Death on the margins

It transpires that no public hospital in Lahore has emergency resources sufficient unto need


Editorial January 03, 2017
According to Chachar, the scope of the investigation will be widened once the reports of the suspected patients are revealed. PHOTO: AFP

Pakistan is a developing nation and as such cannot be expected to have all the attributes of Western countries that have sophisticated health services, mostly funded by direct taxation (America excepted). That said there is a ramshackle national health service that is free at the point of need. It is rudimentary in many places, more advanced in others. Lahore is one of those cities where primary health care is present in abundance, as are emergency services — if a patient can afford to pay for them. Thus it is the reports of the death of a 60-year old woman after several hospitals refused to treat her is so disgraceful. It was not the complicated nature of her condition that killed her — it was poverty and lack of status. She went to the poorly resourced state services. Had she gone to a private hospital her life may have been saved — prolonged, at least.

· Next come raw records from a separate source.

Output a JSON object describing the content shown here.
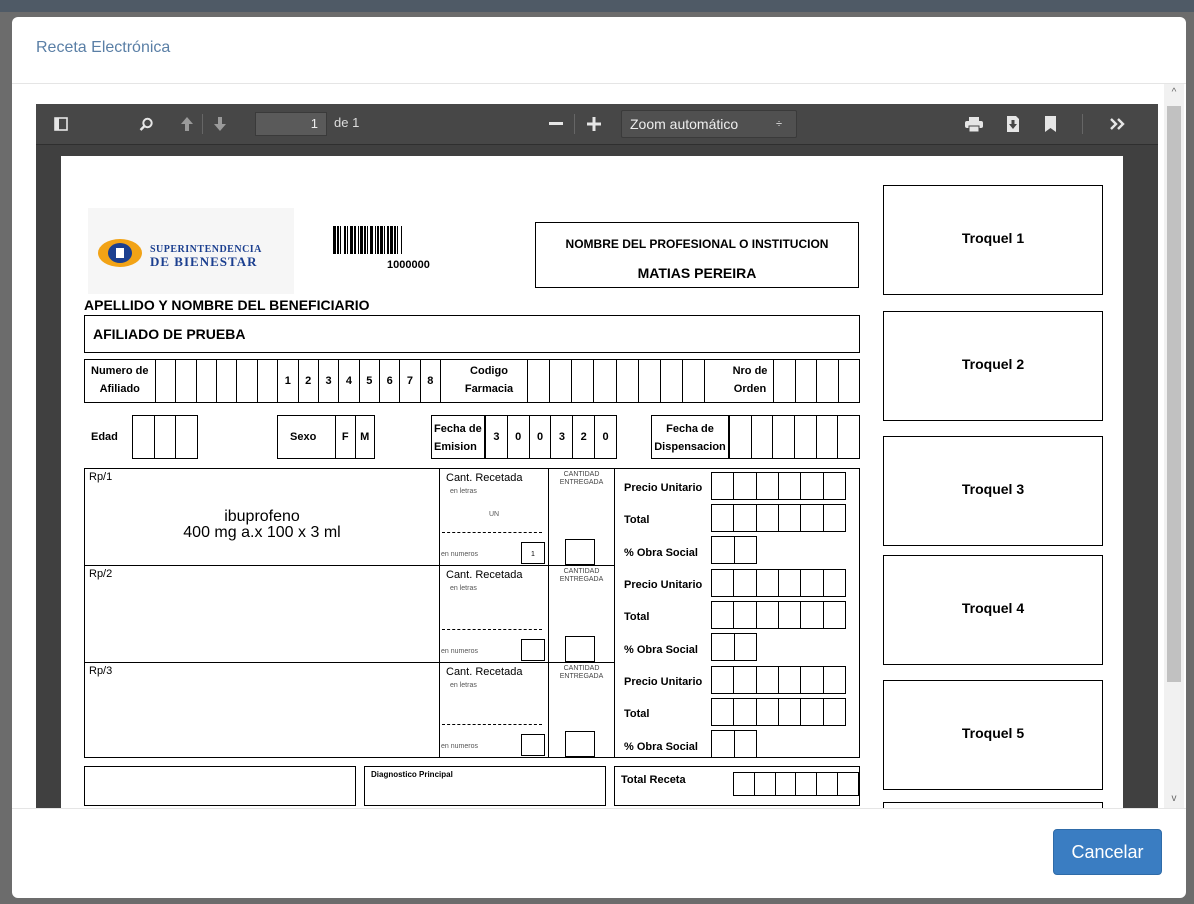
{
  "modal": {
    "title": "Receta Electrónica",
    "cancel_label": "Cancelar"
  },
  "viewer": {
    "page_number": "1",
    "page_of": "de 1",
    "zoom_label": "Zoom automático",
    "icons": [
      "sidebar-toggle-icon",
      "search-icon",
      "previous-page-icon",
      "next-page-icon",
      "zoom-out-icon",
      "zoom-in-icon",
      "print-icon",
      "download-icon",
      "bookmark-icon",
      "tools-icon"
    ]
  },
  "prescription": {
    "logo_line1": "SUPERINTENDENCIA",
    "logo_line2": "DE BIENESTAR",
    "barcode_number": "1000000",
    "professional_label": "NOMBRE DEL PROFESIONAL O INSTITUCION",
    "professional_name": "MATIAS PEREIRA",
    "beneficiary_label": "APELLIDO Y NOMBRE DEL BENEFICIARIO",
    "beneficiary_name": "AFILIADO DE PRUEBA",
    "numero_afiliado_l1": "Numero de",
    "numero_afiliado_l2": "Afiliado",
    "afiliado_digits": [
      "",
      "",
      "",
      "",
      "",
      "",
      "1",
      "2",
      "3",
      "4",
      "5",
      "6",
      "7",
      "8"
    ],
    "codigo_farmacia_l1": "Codigo",
    "codigo_farmacia_l2": "Farmacia",
    "nro_orden_l1": "Nro de",
    "nro_orden_l2": "Orden",
    "edad_label": "Edad",
    "sexo_label": "Sexo",
    "sexo_f": "F",
    "sexo_m": "M",
    "fecha_emision_l1": "Fecha de",
    "fecha_emision_l2": "Emision",
    "fecha_emision_digits": [
      "3",
      "0",
      "0",
      "3",
      "2",
      "0"
    ],
    "fecha_disp_l1": "Fecha de",
    "fecha_disp_l2": "Dispensacion",
    "rp1_label": "Rp/1",
    "rp1_drug_line1": "ibuprofeno",
    "rp1_drug_line2": "400 mg a.x 100 x 3 ml",
    "rp2_label": "Rp/2",
    "rp3_label": "Rp/3",
    "cant_recetada": "Cant. Recetada",
    "en_letras": "en letras",
    "en_numeros": "en numeros",
    "cantidad_l1": "CANTIDAD",
    "cantidad_l2": "ENTREGADA",
    "rp1_letras_value": "UN",
    "rp1_numeros_value": "1",
    "precio_unitario": "Precio Unitario",
    "total": "Total",
    "obra_social": "% Obra Social",
    "diagnostico": "Diagnostico Principal",
    "total_receta": "Total Receta",
    "troquel_labels": [
      "Troquel 1",
      "Troquel 2",
      "Troquel 3",
      "Troquel 4",
      "Troquel 5"
    ]
  },
  "colors": {
    "title_blue": "#5a7fa6",
    "button_blue": "#3a7dc2",
    "toolbar": "#474747"
  }
}
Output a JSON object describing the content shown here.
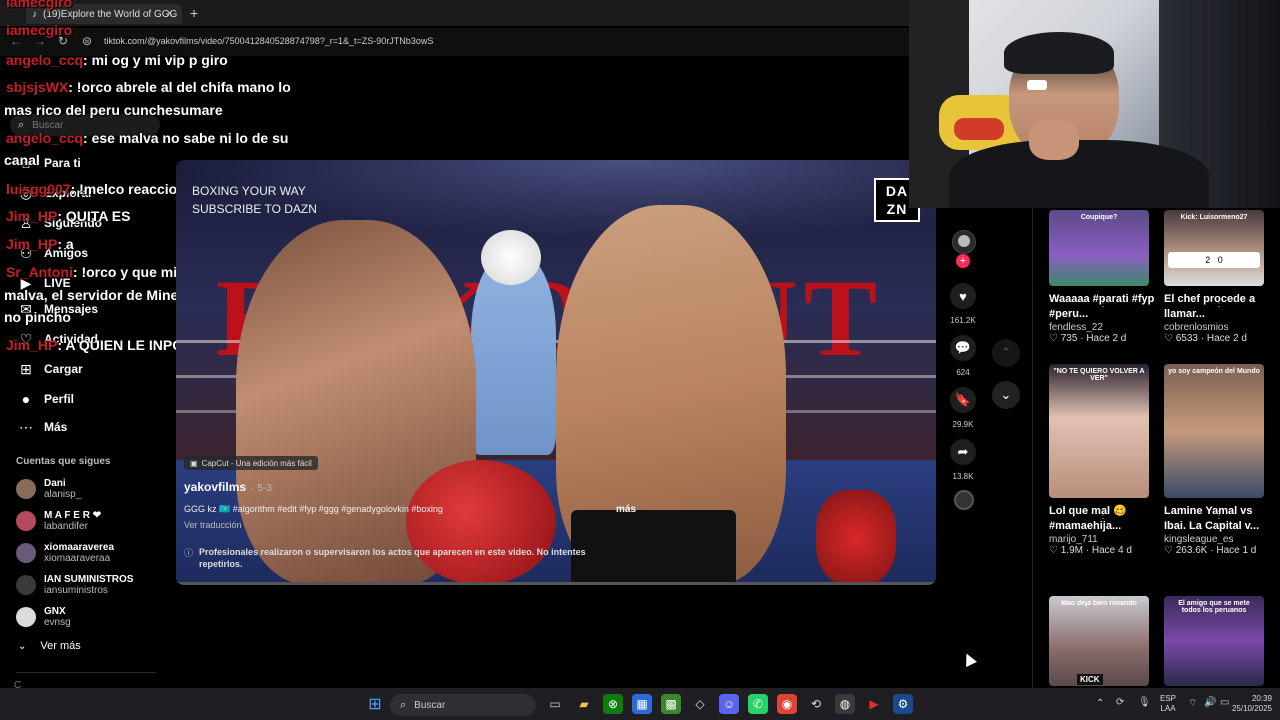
{
  "browser": {
    "tab_title": "(19)Explore the World of GGG",
    "tab_close": "×",
    "new_tab": "+",
    "url": "tiktok.com/@yakovfilms/video/7500412840528874798?_r=1&_t=ZS-90rJTNb3owS"
  },
  "sidebar": {
    "search_placeholder": "Buscar",
    "items": [
      {
        "label": "Para ti",
        "icon": "home-icon"
      },
      {
        "label": "Explorar",
        "icon": "compass-icon"
      },
      {
        "label": "Siguiendo",
        "icon": "following-icon"
      },
      {
        "label": "Amigos",
        "icon": "friends-icon"
      },
      {
        "label": "LIVE",
        "icon": "live-icon"
      },
      {
        "label": "Mensajes",
        "icon": "message-icon"
      },
      {
        "label": "Actividad",
        "icon": "activity-icon"
      },
      {
        "label": "Cargar",
        "icon": "upload-icon"
      },
      {
        "label": "Perfil",
        "icon": "profile-icon"
      },
      {
        "label": "Más",
        "icon": "more-icon"
      }
    ],
    "following_header": "Cuentas que sigues",
    "following": [
      {
        "name": "Dani",
        "handle": "alanisp_"
      },
      {
        "name": "M A F E R ❤",
        "handle": "labandifer"
      },
      {
        "name": "xiomaaraverea",
        "handle": "xiomaaraveraa"
      },
      {
        "name": "IAN SUMINISTROS",
        "handle": "iansuministros"
      },
      {
        "name": "GNX",
        "handle": "evnsg"
      }
    ],
    "see_more": "Ver más",
    "cutoff_text": "C"
  },
  "video": {
    "watermark_line1": "BOXING YOUR WAY",
    "watermark_line2": "SUBSCRIBE TO DAZN",
    "dazn_logo": "DA ZN",
    "capcut_badge": "CapCut - Una edición más fácil",
    "author": "yakovfilms",
    "date": "5-3",
    "caption": "GGG kz 🇰🇿 #algorithm #edit #fyp #ggg #genadygolovkin #boxing",
    "more": "más",
    "translate": "Ver traducción",
    "disclaimer": "Profesionales realizaron o supervisaron los actos que aparecen en este video. No intentes repetirlos.",
    "bg_text": "BY KO OUT"
  },
  "actions": {
    "likes": "161.2K",
    "comments": "624",
    "saves": "29.9K",
    "shares": "13.8K"
  },
  "chat": [
    {
      "user": "iamecgiro",
      "msg": ""
    },
    {
      "user": "iamecgiro",
      "msg": ""
    },
    {
      "user": "angelo_ccq",
      "msg": ": mi og y mi vip p giro"
    },
    {
      "user": "sbjsjsWX",
      "msg": ": !orco abrele al del chifa mano lo"
    },
    {
      "user": "",
      "msg": "mas rico del peru cunchesumare"
    },
    {
      "user": "angelo_ccq",
      "msg": ": ese malva no sabe ni lo de su"
    },
    {
      "user": "",
      "msg": "canal"
    },
    {
      "user": "luisgg007",
      "msg": ": !melco reacciona todo gordo"
    },
    {
      "user": "Jim_HP",
      "msg": ": QUITA ES"
    },
    {
      "user": "Jim_HP",
      "msg": ": a"
    },
    {
      "user": "Sr_Antoni",
      "msg": ": !orco y que mierda harás hoy"
    },
    {
      "user": "",
      "msg": "malva, el servidor de Minecraft sigue vivo o"
    },
    {
      "user": "",
      "msg": "no pincho"
    },
    {
      "user": "Jim_HP",
      "msg": ": A QUIEN LE INPORTA"
    }
  ],
  "recommendations": [
    {
      "title": "Waaaaa #parati #fyp #peru...",
      "author": "fendless_22",
      "likes": "735",
      "age": "Hace 2 d",
      "thumb_text": "Coupique?"
    },
    {
      "title": "El chef procede a llamar...",
      "author": "cobrenlosmios",
      "likes": "6533",
      "age": "Hace 2 d",
      "thumb_text": "Kick: Luisormeno27",
      "thumb_scores": "2   0"
    },
    {
      "title": "Lol que mal 🥴 #mamaehija...",
      "author": "marijo_711",
      "likes": "1.9M",
      "age": "Hace 4 d",
      "thumb_text": "\"NO TE QUIERO VOLVER A VER\""
    },
    {
      "title": "Lamine Yamal vs Ibai. La Capital v...",
      "author": "kingsleague_es",
      "likes": "263.6K",
      "age": "Hace 1 d",
      "thumb_text": "yo soy campeón del Mundo"
    },
    {
      "title": "",
      "author": "",
      "likes": "",
      "age": "",
      "thumb_text": "Mao deja bien rimando"
    },
    {
      "title": "",
      "author": "",
      "likes": "",
      "age": "",
      "thumb_text": "El amigo que se mete todos los peruanos"
    }
  ],
  "rec_bottom_label": "KICK",
  "taskbar": {
    "search": "Buscar",
    "lang1": "ESP",
    "lang2": "LAA",
    "time": "20:39",
    "date": "25/10/2025"
  },
  "colors": {
    "chat_username": "#c52027",
    "tiktok_red": "#fe2c55",
    "background": "#000000"
  }
}
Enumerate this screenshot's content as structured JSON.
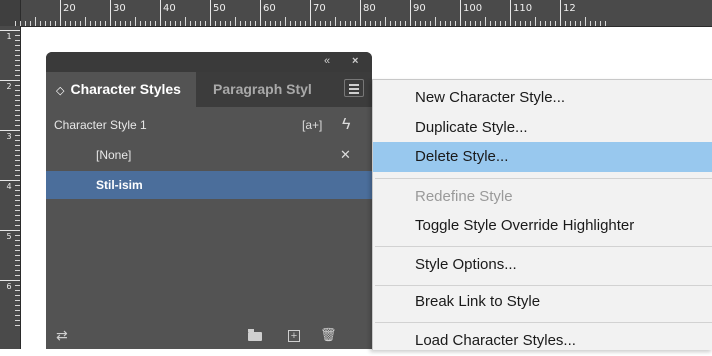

Zehra Bibi was aged 60 and from Kasur. Her daughter had brought her to the city expecting better care than in their home area. How very wrong she was. She was refused treatment at the Punjab Institute of Cardiology and the Services hospital, eventually arriving at the Jinnah Hospital which also refused to admit her and she died on the floor of a ward, a doctor in attendance. The Jinnah hospital said that they were unable to provide a bed in the emergency ward.

Public health and emergency services were revealed as inadequate by the recent Quetta Report, and this newspaper surmised at the time that the faults thus exposed were unlikely to be limited to Balochistan, the poorest province. Now the richest and best resourced province in the land is laid bare as to its health deficits. It transpires that no public hospital in Lahore has emergency resources sufficient unto need. All are under-resourced and have been for years. An exploding population is offered as a reason — but it is poor planning and budgetary utilisation that is at the heart of the problem. Zehra Bibi died of a heart condition. The system that was supposed to provide her emergency care had died of neglect.

Published in The Express Tribune, January 4th, 2017.